Self-concept development already begins in infancy. Children acquire and organize information about themselves enabling them to understand the relation between themselves and their social world. This developmental process is a direct consequence of children's emerging early childhood cognitive development skills and their social relationships regarding family and peer influence.

During early childhood, children's self-concepts are less differentiated and are centered on concrete characteristics, such as physical attributes, possessions, and skills. During middle childhood, the self concept becomes more integrated and differentiated as the child engages in social and emotional development activities and more clearly perceives the self as consisting of internal, psychological characteristics.

During later childhood and adolescence, the self concept becomes more abstract, complex, and hierarchically organized into cognitive mental representations or self-schemas, which direct the processing of self-relevant information.

 

At What Age Should Self-Concept Develop?

Between the ages of 18-30 months children start to describe themselves in their own language. They can describe themselves just as big or small, boy or girl, or they can describe themselves through evaluation like good and naughty, happy or sad.

The self-description is an important step towards self concept development, because children can’t admire themselves if they are not aware of themselves as individuals.

Self-recognition is when a child looks into the mirror and recognizes him-/herself. Researchers say that a child’s self-recognition develops between the ages 14-18 months.
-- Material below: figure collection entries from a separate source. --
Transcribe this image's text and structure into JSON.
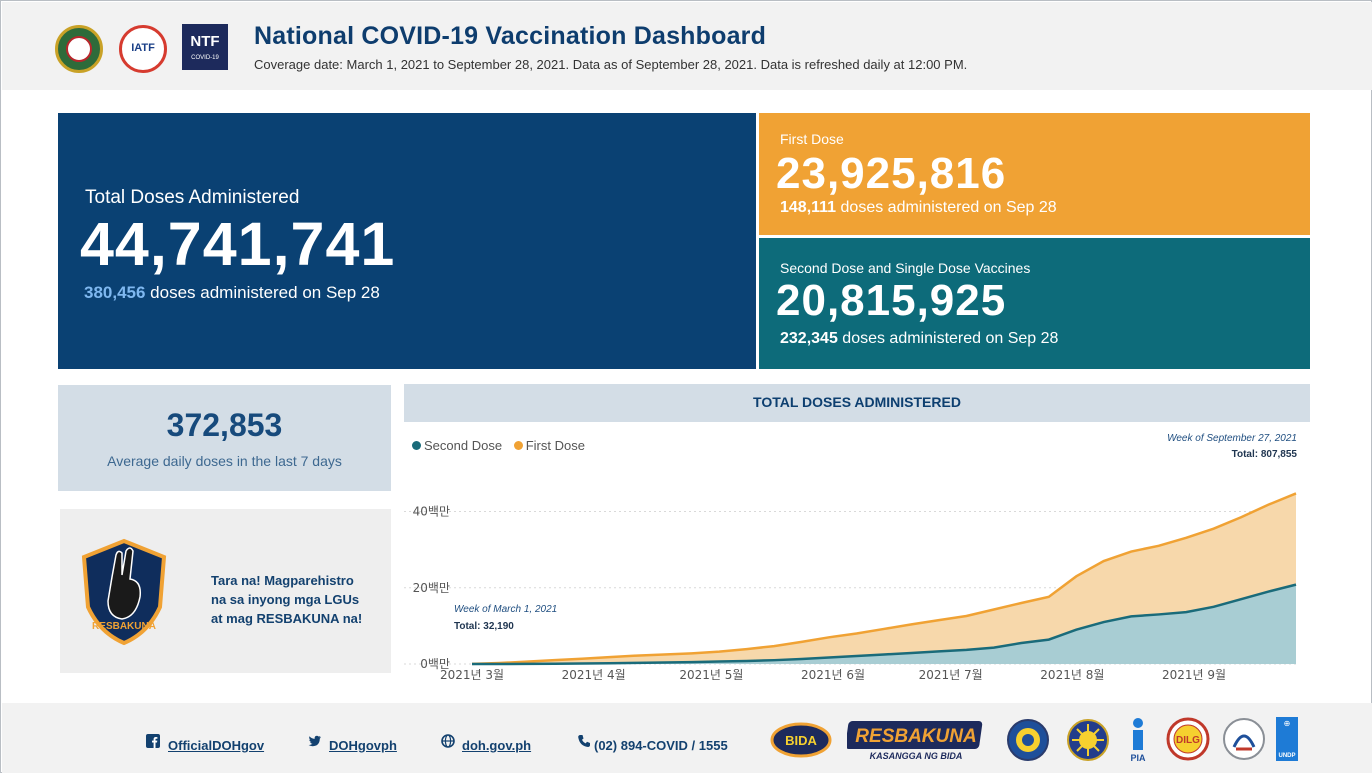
{
  "header": {
    "title": "National COVID-19 Vaccination Dashboard",
    "subtitle": "Coverage date: March 1, 2021 to September 28, 2021. Data as of September 28, 2021. Data is refreshed daily at 12:00 PM.",
    "logos": {
      "iatf": "IATF",
      "ntf": "NTF",
      "ntf_sub": "COVID-19"
    }
  },
  "total": {
    "label": "Total Doses Administered",
    "value": "44,741,741",
    "daily_value": "380,456",
    "daily_text": " doses administered on Sep 28"
  },
  "first_dose": {
    "label": "First Dose",
    "value": "23,925,816",
    "daily_value": "148,111",
    "daily_text": " doses administered on Sep 28"
  },
  "second_dose": {
    "label": "Second Dose and Single Dose Vaccines",
    "value": "20,815,925",
    "daily_value": "232,345",
    "daily_text": " doses administered on Sep 28"
  },
  "average": {
    "value": "372,853",
    "label": "Average daily doses in the last 7 days"
  },
  "promo": {
    "line1": "Tara na! Magparehistro",
    "line2": "na sa inyong mga LGUs",
    "line3": "at mag RESBAKUNA na!",
    "badge_text": "RESBAKUNA"
  },
  "chart": {
    "header": "TOTAL DOSES ADMINISTERED",
    "legend": [
      {
        "name": "Second Dose",
        "color": "#1a6b7a"
      },
      {
        "name": "First Dose",
        "color": "#f0a234"
      }
    ],
    "annotation_last": {
      "week": "Week of September 27, 2021",
      "total": "Total: 807,855"
    },
    "annotation_first": {
      "week": "Week of March 1, 2021",
      "total": "Total: 32,190"
    }
  },
  "chart_data": {
    "type": "area",
    "x": [
      "2021-03-01",
      "2021-03-08",
      "2021-03-15",
      "2021-03-22",
      "2021-03-29",
      "2021-04-05",
      "2021-04-12",
      "2021-04-19",
      "2021-04-26",
      "2021-05-03",
      "2021-05-10",
      "2021-05-17",
      "2021-05-24",
      "2021-05-31",
      "2021-06-07",
      "2021-06-14",
      "2021-06-21",
      "2021-06-28",
      "2021-07-05",
      "2021-07-12",
      "2021-07-19",
      "2021-07-26",
      "2021-08-02",
      "2021-08-09",
      "2021-08-16",
      "2021-08-23",
      "2021-08-30",
      "2021-09-06",
      "2021-09-13",
      "2021-09-20",
      "2021-09-27"
    ],
    "x_tick_labels": [
      "2021년 3월",
      "2021년 4월",
      "2021년 5월",
      "2021년 6월",
      "2021년 7월",
      "2021년 8월",
      "2021년 9월"
    ],
    "y_tick_labels": [
      "0백만",
      "20백만",
      "40백만"
    ],
    "ylim": [
      0,
      48000000
    ],
    "stacked": true,
    "series": [
      {
        "name": "Second Dose",
        "color": "#1a6b7a",
        "values": [
          0,
          0,
          20000,
          60000,
          120000,
          200000,
          300000,
          400000,
          500000,
          650000,
          800000,
          1000000,
          1300000,
          1700000,
          2100000,
          2500000,
          2900000,
          3300000,
          3700000,
          4300000,
          5500000,
          6400000,
          9000000,
          11000000,
          12500000,
          13000000,
          13600000,
          15000000,
          17000000,
          19000000,
          20815925
        ]
      },
      {
        "name": "First Dose",
        "color": "#f0a234",
        "values": [
          32190,
          250000,
          600000,
          950000,
          1250000,
          1600000,
          1900000,
          2100000,
          2300000,
          2600000,
          3100000,
          3700000,
          4500000,
          5300000,
          5900000,
          6700000,
          7500000,
          8200000,
          8900000,
          10000000,
          10500000,
          11200000,
          14000000,
          16000000,
          17000000,
          18000000,
          19500000,
          20500000,
          21500000,
          22800000,
          23925816
        ]
      }
    ]
  },
  "footer": {
    "facebook": "OfficialDOHgov",
    "twitter": "DOHgovph",
    "website": "doh.gov.ph",
    "phone": "(02) 894-COVID / 1555",
    "logo_bida": "BIDA",
    "logo_resbakuna": "RESBAKUNA",
    "logo_resbakuna_sub": "KASANGGA NG BIDA",
    "logo_pia": "PIA",
    "logo_dilg": "DILG",
    "logo_undp": "UNDP"
  }
}
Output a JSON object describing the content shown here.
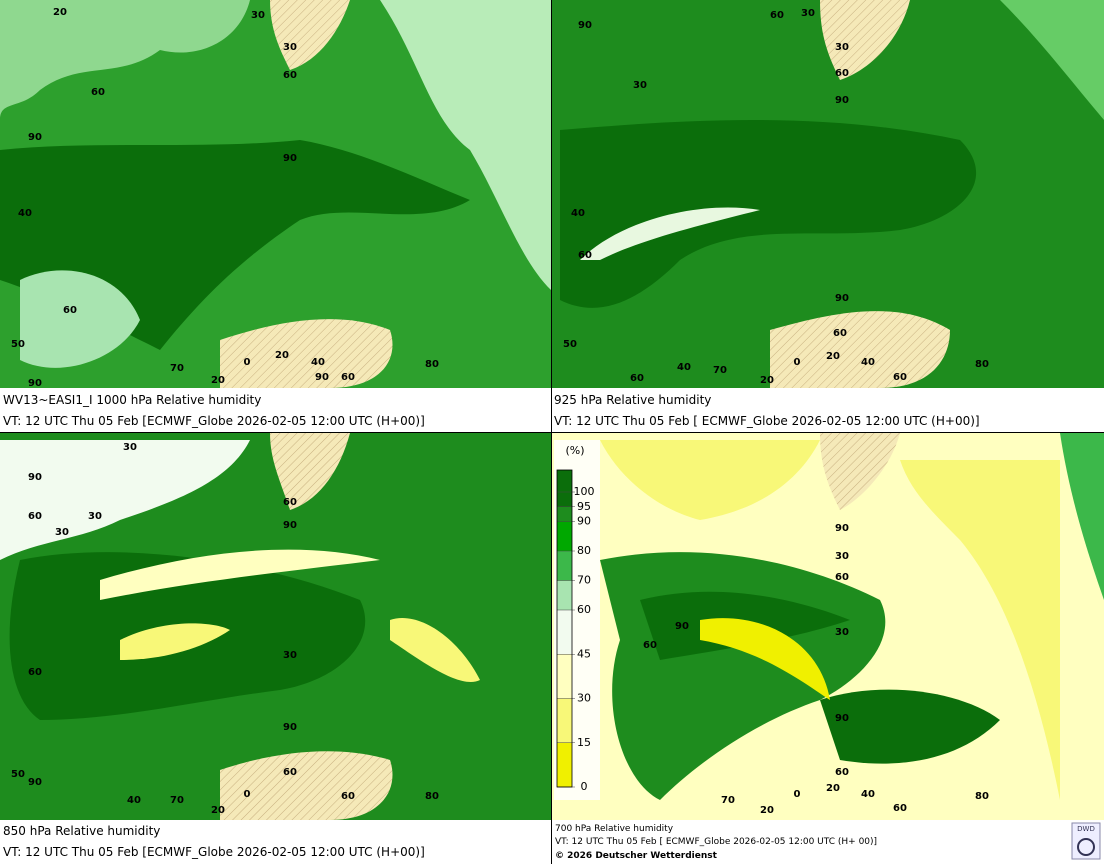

Self esteem is how we feel about ourselves, and our behavior clearly reflects those feelings.

 

A Child with High Self Esteem Will be Able to:

  • act independently
  • assume responsibility
  • take pride in his accomplishments
  • tolerate frustration
  • attempt new tasks and challenges
  • handle positive and negative emotions
  • offer assistance to others

 

A Child with Low Self Esteem Will:

  • avoid trying new things
  • feel unloved and unwanted
  • blame others for his own shortcomings
  • feel, or pretend to feel, emotionally indifferent
  • be unable to tolerate a normal level of frustration
  • put down his own talents and abilities
  • be easily influenced

 

What Can You Do to Promote Self-Concept Development?

Building trust between you and your toddler is very important. Your actions/reactions and attitude towards him/her must always be positive to help your child build a positive self concept.

When children are free to explore a lot, experience a consequent, loving interaction with the caretaker, the changes are so much better for developing a positive self-concept in later stages of their lives.

Let your toddler stand in front of the mirror. You can also stand outside facing each other. Ask questions like: “Where is Ewald’s nose?” using your own child’s name and specifying the body parts.

 

Why Does Some Children Have More Trouble Making Friends Than Others?

Evidence suggests that in some instances early individual differences in attachment and temperament predict later friendship problems or successes.

For example, research has shown that children classified as insecure-avoidant are more likely than securely attached children to show signs of aggression, anger, and hostility in peer influence settings.

Also, insecure-unsure children in such settings are more likely to show signs of social shyness and a low threshold for frustration.

These patterns of anti social behavior are predictive of peer rejection and lack of friendship. Similarly, research in infant and childhood temperament has revealed a predictive relation between friendship success and both overall emotionality and the ability of an infant or child to self-regulate emotional expression.

Infants and children who are the most temperamentally emotional and the least capable of regulating their expression of emotion are on average less successful in developing and maintaining friendships.

Children also need to develop autonomy. As we all know toddlers love saying the word NO. This might be a great frustration for you but this little word plays an important role in developing a sense of self.